예컨대, 상술한 2개의 비트 벡터 각각은 복수 개의 비트를 포함하며, 각각의 비트는 비트 벡터 상에 포함된 하나의 비트에 대응되며 각각의 비트는 특정 식별 번호에 대응되는 비트가 사용되면 '1'의 비트값을 가지고 특정 식별 번호에 대응되는 비트가 사용되지 않으면 '0'의 비트값을 가질 수 있다.For example, each of the two bit vectors described above includes a plurality of bits, each bit corresponding to one bit included on the bit vector, each bit having a value of " 1 " 0 " unless a bit corresponding to a specific identification number is used with a bit value of " 0 ".

예컨대, 상술한 2개의 비트 벡터 각각은 모든 비트의 비트값이 '0'으로 초기화될 수 있다.For example, each of the two bit vectors described above may be initialized to a bit value of '0' for all bits.

예컨대, 특성 비트 벡터 생성부(120)는, 식별 번호 각각에 대응되는 비트의 비트값을 '1'로 설정할 수 있다.For example, the characteristic bit vector generation unit 120 may set the bit value of the bit corresponding to each identification number to '1'.

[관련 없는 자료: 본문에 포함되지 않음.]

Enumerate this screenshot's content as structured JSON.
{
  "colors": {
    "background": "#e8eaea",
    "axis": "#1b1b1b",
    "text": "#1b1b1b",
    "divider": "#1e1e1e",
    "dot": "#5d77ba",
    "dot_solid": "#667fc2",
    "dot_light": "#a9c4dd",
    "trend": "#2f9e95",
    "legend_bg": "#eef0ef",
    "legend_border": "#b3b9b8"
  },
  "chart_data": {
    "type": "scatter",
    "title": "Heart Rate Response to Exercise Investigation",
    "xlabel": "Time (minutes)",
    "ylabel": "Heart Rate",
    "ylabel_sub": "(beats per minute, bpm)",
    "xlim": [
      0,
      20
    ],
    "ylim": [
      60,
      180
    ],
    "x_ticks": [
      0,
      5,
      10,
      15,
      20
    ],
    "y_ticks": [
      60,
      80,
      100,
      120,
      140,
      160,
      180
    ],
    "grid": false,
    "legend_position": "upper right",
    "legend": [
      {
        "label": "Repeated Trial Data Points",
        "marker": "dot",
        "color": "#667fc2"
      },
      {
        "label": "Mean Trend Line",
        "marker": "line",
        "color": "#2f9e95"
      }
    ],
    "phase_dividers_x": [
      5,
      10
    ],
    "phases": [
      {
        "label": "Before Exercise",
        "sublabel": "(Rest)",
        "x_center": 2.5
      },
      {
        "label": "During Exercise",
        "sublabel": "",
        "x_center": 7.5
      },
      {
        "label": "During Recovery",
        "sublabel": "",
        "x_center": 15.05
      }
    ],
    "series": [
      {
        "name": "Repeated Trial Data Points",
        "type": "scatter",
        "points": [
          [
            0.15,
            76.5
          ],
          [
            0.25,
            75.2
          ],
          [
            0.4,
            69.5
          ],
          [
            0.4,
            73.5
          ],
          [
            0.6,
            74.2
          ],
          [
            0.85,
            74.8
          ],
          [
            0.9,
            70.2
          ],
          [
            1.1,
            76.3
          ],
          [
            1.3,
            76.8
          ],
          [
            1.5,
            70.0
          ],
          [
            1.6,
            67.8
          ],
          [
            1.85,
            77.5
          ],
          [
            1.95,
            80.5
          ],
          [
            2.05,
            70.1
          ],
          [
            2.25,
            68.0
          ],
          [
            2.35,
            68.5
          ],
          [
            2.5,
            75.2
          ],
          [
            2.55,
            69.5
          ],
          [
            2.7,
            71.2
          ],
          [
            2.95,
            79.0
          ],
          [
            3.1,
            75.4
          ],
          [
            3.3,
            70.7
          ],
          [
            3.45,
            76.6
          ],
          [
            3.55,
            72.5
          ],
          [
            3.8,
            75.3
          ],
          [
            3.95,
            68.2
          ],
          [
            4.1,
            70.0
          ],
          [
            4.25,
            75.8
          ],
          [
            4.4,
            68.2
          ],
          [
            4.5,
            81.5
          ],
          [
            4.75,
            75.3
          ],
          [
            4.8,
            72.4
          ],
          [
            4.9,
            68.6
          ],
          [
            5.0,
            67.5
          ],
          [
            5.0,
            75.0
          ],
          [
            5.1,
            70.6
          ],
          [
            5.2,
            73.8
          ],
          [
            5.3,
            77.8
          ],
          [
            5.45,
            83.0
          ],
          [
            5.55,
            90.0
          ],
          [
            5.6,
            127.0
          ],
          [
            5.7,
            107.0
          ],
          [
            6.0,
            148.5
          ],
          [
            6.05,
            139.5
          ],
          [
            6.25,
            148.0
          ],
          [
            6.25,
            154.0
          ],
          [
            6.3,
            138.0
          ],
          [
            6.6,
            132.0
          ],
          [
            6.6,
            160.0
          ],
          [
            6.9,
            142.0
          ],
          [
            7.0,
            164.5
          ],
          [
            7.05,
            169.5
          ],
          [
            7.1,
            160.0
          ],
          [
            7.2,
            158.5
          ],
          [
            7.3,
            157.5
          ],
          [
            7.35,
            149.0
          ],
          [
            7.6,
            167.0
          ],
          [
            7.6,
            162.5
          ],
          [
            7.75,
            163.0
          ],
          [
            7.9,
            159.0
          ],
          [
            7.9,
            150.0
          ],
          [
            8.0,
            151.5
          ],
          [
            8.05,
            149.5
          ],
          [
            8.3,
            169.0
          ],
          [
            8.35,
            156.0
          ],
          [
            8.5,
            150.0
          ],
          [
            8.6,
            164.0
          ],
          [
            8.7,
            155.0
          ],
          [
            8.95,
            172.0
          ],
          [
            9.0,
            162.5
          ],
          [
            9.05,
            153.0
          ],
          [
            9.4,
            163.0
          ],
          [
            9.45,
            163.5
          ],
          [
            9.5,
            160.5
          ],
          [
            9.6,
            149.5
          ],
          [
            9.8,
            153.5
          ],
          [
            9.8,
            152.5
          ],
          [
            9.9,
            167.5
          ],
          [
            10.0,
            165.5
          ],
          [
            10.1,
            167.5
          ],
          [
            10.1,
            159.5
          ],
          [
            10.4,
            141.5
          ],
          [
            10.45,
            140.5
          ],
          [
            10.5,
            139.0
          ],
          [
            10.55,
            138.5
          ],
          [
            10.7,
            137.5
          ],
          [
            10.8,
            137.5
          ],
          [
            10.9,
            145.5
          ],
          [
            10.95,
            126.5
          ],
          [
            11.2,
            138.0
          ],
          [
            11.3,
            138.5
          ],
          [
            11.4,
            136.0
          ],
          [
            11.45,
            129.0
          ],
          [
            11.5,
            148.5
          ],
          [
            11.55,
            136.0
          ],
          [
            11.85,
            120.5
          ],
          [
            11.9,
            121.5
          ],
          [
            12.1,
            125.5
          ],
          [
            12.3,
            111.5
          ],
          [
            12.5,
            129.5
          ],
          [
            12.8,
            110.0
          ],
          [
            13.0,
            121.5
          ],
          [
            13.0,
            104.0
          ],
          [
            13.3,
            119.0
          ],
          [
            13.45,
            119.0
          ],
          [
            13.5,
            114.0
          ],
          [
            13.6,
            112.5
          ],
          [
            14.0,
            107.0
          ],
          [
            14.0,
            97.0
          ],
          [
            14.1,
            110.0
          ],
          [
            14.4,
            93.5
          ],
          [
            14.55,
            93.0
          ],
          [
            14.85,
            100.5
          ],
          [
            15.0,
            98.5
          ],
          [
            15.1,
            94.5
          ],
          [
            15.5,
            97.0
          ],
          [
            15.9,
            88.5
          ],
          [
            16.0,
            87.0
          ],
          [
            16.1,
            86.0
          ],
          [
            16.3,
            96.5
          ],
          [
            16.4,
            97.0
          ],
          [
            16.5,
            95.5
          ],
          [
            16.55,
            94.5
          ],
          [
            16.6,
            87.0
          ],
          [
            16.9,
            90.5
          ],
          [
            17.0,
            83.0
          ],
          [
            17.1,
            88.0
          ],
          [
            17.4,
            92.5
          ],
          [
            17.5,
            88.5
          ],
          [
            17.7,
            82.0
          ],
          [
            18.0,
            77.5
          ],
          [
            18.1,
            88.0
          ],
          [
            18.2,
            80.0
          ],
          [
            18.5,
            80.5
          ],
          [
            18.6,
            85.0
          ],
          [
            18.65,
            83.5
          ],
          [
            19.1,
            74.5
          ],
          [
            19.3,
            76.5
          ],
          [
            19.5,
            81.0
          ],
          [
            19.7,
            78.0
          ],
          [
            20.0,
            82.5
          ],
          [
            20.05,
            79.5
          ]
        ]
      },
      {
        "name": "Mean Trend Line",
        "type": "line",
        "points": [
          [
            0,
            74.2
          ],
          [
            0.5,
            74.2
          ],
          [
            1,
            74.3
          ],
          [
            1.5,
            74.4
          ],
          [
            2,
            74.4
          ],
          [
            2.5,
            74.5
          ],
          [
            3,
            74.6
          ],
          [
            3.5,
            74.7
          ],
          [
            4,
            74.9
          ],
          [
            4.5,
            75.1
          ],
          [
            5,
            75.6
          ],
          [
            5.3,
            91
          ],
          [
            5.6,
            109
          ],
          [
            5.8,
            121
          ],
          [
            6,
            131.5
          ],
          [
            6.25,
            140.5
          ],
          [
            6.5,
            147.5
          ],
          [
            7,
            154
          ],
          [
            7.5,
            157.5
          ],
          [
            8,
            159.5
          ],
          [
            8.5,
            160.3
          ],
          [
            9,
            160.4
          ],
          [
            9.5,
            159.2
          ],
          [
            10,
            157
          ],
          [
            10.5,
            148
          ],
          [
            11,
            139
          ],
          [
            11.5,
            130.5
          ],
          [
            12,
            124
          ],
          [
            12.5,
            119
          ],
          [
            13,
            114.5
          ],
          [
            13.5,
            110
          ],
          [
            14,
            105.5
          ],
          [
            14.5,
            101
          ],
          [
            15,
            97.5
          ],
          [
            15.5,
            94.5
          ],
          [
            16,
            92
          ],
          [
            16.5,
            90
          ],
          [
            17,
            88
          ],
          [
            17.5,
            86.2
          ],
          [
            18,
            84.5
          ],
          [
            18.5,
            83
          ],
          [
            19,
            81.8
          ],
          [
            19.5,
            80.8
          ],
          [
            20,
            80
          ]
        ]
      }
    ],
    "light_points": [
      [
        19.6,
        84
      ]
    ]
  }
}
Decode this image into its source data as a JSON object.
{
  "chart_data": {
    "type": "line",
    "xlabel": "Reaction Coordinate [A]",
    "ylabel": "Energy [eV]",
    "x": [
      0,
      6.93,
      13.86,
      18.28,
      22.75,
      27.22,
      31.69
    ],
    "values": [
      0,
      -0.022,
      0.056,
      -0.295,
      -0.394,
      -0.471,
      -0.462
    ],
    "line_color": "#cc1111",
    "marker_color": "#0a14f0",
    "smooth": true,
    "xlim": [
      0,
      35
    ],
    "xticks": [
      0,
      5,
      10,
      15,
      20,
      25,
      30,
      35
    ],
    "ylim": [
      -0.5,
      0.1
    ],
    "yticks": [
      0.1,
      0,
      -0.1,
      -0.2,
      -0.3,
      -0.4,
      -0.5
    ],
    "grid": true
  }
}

즉, 특성 비트 벡터 생성부(120)는 모든 비트의 비트값이 '0'으로 초기화된 기설정된 크기의 비트 벡터 상에서 식별 번호에 대응되는 비트의 비트값을 '1'로 변경하여, 특성 비트 벡터를 생성할 수 있다.That is, the characteristic bit vector generation unit 120 changes the bit value of the bit corresponding to the identification number to '1' on a bit vector of a predetermined size, in which the bit value of all bits is initialized to '0' Lt; / RTI >

프로그램 유사도 산출부(130)는 2개의 특성 비트 벡터를 서로 대응되는 비트 별로 서로 비교하여 2개의 프로그램(1, 2) 상호간의 유사도를 산출한다.The program similarity degree calculating unit 130 compares the two characteristic bit vectors for each bit corresponding to each other to calculate the degree of similarity between the two programs 1 and 2.

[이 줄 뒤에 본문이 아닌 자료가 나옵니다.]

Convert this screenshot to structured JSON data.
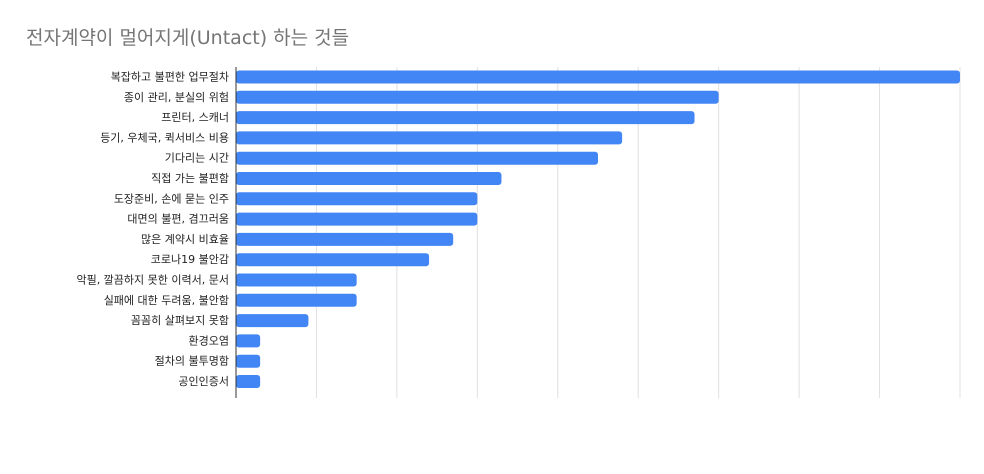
{
  "chart_data": {
    "type": "bar",
    "orientation": "horizontal",
    "title": "전자계약이 멀어지게(Untact) 하는 것들",
    "xlabel": "",
    "ylabel": "",
    "categories": [
      "복잡하고 불편한 업무절차",
      "종이 관리, 분실의 위험",
      "프린터, 스캐너",
      "등기, 우체국, 퀵서비스 비용",
      "기다리는 시간",
      "직접 가는 불편함",
      "도장준비, 손에 묻는 인주",
      "대면의 불편, 겸끄러움",
      "많은 계약시 비효율",
      "코로나19 불안감",
      "악필, 깔끔하지 못한 이력서, 문서",
      "실패에 대한 두려움, 불안함",
      "꼼꼼히 살펴보지 못함",
      "환경오염",
      "절차의 불투명함",
      "공인인증서"
    ],
    "values": [
      30,
      20,
      19,
      16,
      15,
      11,
      10,
      10,
      9,
      8,
      5,
      5,
      3,
      1,
      1,
      1
    ],
    "xlim": [
      0,
      30
    ],
    "gridlines": 9,
    "grid": true,
    "legend": "none",
    "bar_color": "#4285f4"
  }
}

예컨대, 프로그램 유사도 산출부(130)는, 2개의 특성 비트 벡터를 서로 대응되는 비트 별로 순차적으로 비교하여, 서로 일치하는 비트값을 가지는 비트의 개수에 기초하여 2개의 프로그램(1, 2) 상호간의 유사도를 산출할 수 있다.For example, the program similarity degree calculating section 130 sequentially compares the two characteristic bit vectors on a bit-by-bit basis to determine the degree of similarity between two programs (1, 2) based on the number of bits having mutually corresponding bit values. The degree of similarity can be calculated.

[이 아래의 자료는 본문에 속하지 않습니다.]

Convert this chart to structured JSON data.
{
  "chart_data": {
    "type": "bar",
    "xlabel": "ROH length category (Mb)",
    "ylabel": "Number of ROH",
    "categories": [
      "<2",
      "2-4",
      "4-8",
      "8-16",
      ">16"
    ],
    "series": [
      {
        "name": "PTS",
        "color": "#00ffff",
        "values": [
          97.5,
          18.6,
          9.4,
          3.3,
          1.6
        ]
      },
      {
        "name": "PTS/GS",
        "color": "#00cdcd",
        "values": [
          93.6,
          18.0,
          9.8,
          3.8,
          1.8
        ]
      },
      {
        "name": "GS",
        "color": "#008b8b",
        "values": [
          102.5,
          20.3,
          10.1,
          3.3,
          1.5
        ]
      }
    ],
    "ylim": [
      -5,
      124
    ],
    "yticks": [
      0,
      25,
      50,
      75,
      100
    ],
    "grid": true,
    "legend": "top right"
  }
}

일 실시예에 따라, 프로그램 유사도 산출부(130)는, 서로 대응되는 비트의 비트값이 모두 '1'인 비트의 개수를 서로 대응되는 비트의 비트값 중 적어도 하나가 '1'인 비트의 개수로 나누어 2개의 프로그램(1, 2) 상호간의 유사도를 산출할 수 있다.According to one embodiment, the program similarity degree calculating unit 130 may calculate the number of bits having bit values of all '1' corresponding to one another by the number of bits having at least one bit value of '1' , The similarity between the two programs 1 and 2 can be calculated.

즉, 프로그램 유사도 산출부(130)는 2개의 프로그램(1, 2) 상호간의 유사도를 산출하기 위하여, 2개의 프로그램(1, 2) 각각에 포함된 모든 함수 또는 모든 기본 블록의 존재 여부를 표시하는 2개의 특성 비트 벡터를 서로 비교함으로써, 2개의 프로그램(1, 2) 상호간의 유사도를 산출할 수 있다.That is, in order to calculate the degree of similarity between the two programs 1 and 2, the program similarity degree calculating unit 130 displays whether all the functions included in each of the two programs 1 and 2 or all the basic blocks exist By comparing the two characteristic bit vectors with each other, the degree of similarity between the two programs 1 and 2 can be calculated.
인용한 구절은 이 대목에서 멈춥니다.